Nesse clima participei de um momento de contação de história. O sr. Miguel é o funcionário mais antigo da escola, foi contratado em 1982, e desde então abria e fechava a escola, até setembro de 2019 quando se aposentou de sua função. Em entrevista me contou que a escola nesse período também funcionava como posto de gasolina, e ele era responsável por abastecer os ônibus e caminhões que garantiam o funcionamento da escola. O sr. Miguel foi convidado pelos professore do Centro Municipal de Atendimento Individual - CMAI para contar algumas histórias sobre a localidade e algumas lendas. O projeto era para o fortalecimento da oralidade, e também para a produção de um vídeo. A ideia é que o sr. Miguel fosse o narrador dessas histórias que seriam ilustradas posteriormente pelos alunos atendidos no CMAI.

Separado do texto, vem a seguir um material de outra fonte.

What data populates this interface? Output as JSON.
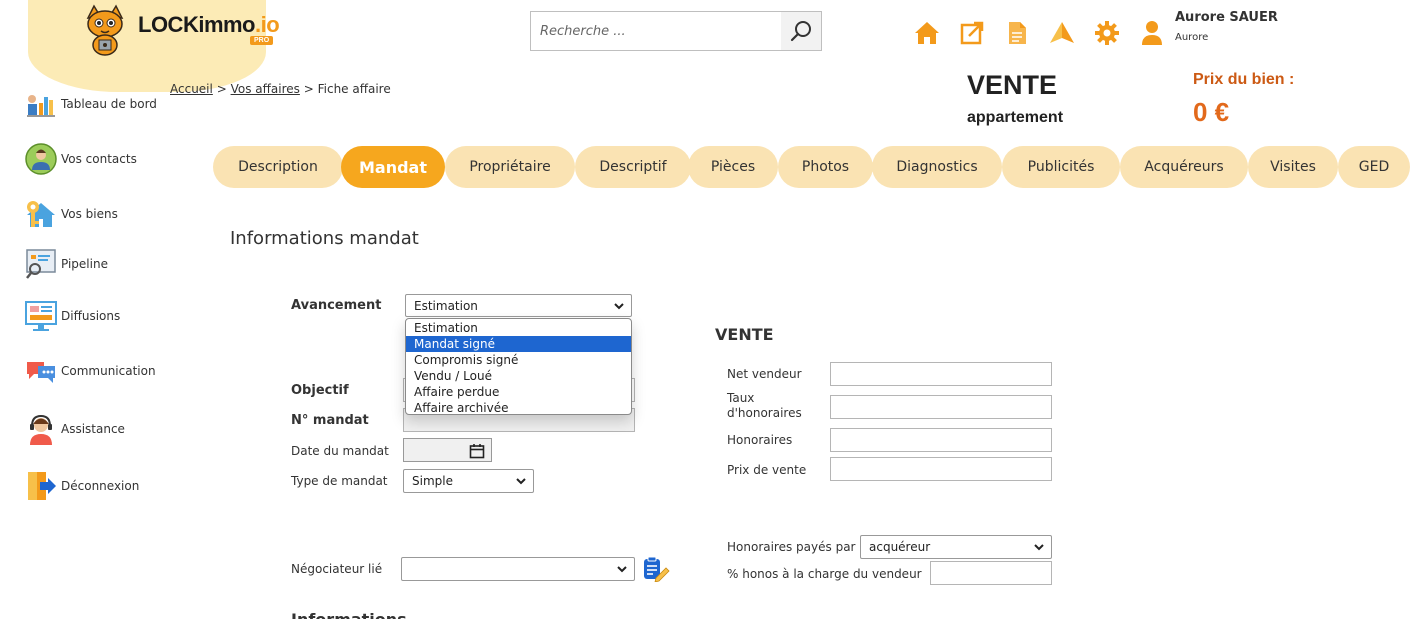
{
  "header": {
    "logo_text": "LOCKimmo",
    "logo_suffix": ".io",
    "logo_badge": "PRO",
    "search_placeholder": "Recherche ...",
    "user_name": "Aurore SAUER",
    "user_subtitle": "Aurore",
    "icons": [
      "home-icon",
      "external-link-icon",
      "document-icon",
      "send-icon",
      "gear-icon",
      "user-icon"
    ],
    "accent_color": "#f39a1b"
  },
  "sidebar": {
    "items": [
      {
        "label": "Tableau de bord",
        "icon": "dashboard-icon"
      },
      {
        "label": "Vos contacts",
        "icon": "contacts-icon"
      },
      {
        "label": "Vos biens",
        "icon": "properties-icon"
      },
      {
        "label": "Pipeline",
        "icon": "pipeline-icon"
      },
      {
        "label": "Diffusions",
        "icon": "diffusions-icon"
      },
      {
        "label": "Communication",
        "icon": "communication-icon"
      },
      {
        "label": "Assistance",
        "icon": "assistance-icon"
      },
      {
        "label": "Déconnexion",
        "icon": "logout-icon"
      }
    ]
  },
  "breadcrumb": {
    "home": "Accueil",
    "sep": ">",
    "affairs": "Vos affaires",
    "current": "Fiche affaire"
  },
  "summary": {
    "type": "VENTE",
    "property": "appartement",
    "price_label": "Prix du bien :",
    "price_value": "0 €"
  },
  "tabs": [
    {
      "label": "Description",
      "active": false
    },
    {
      "label": "Mandat",
      "active": true
    },
    {
      "label": "Propriétaire",
      "active": false
    },
    {
      "label": "Descriptif",
      "active": false
    },
    {
      "label": "Pièces",
      "active": false
    },
    {
      "label": "Photos",
      "active": false
    },
    {
      "label": "Diagnostics",
      "active": false
    },
    {
      "label": "Publicités",
      "active": false
    },
    {
      "label": "Acquéreurs",
      "active": false
    },
    {
      "label": "Visites",
      "active": false
    },
    {
      "label": "GED",
      "active": false
    }
  ],
  "mandat": {
    "section_title": "Informations mandat",
    "avancement_label": "Avancement",
    "avancement_value": "Estimation",
    "avancement_options": [
      "Estimation",
      "Mandat signé",
      "Compromis signé",
      "Vendu / Loué",
      "Affaire perdue",
      "Affaire archivée"
    ],
    "avancement_highlighted": "Mandat signé",
    "objectif_label": "Objectif",
    "numero_label": "N° mandat",
    "date_label": "Date du mandat",
    "type_label": "Type de mandat",
    "type_value": "Simple",
    "negociateur_label": "Négociateur lié",
    "negociateur_value": "",
    "next_section_partial": "Informations"
  },
  "vente": {
    "title": "VENTE",
    "net_vendeur_label": "Net vendeur",
    "taux_label_line1": "Taux",
    "taux_label_line2": "d'honoraires",
    "honoraires_label": "Honoraires",
    "prix_vente_label": "Prix de vente",
    "payes_par_label": "Honoraires payés par",
    "payes_par_value": "acquéreur",
    "honos_vendeur_label": "% honos à la charge du vendeur"
  }
}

Nesse dia as crianças, que o CMAI atende no contra turno, não puderam comparecer. Então os professores fizeram o convite para a turma do 5º ano da EMCAP, para fazer parte desse momento. Foi quando um dos professores teve a ideia de realizar esse momento numa trilha, que dá acesso à caixa d’água que abastece a escola e a região, e também propôs que a secretária da escola, que também é cantora, tocasse seu violão fazendo um fundo musical para a ocasião.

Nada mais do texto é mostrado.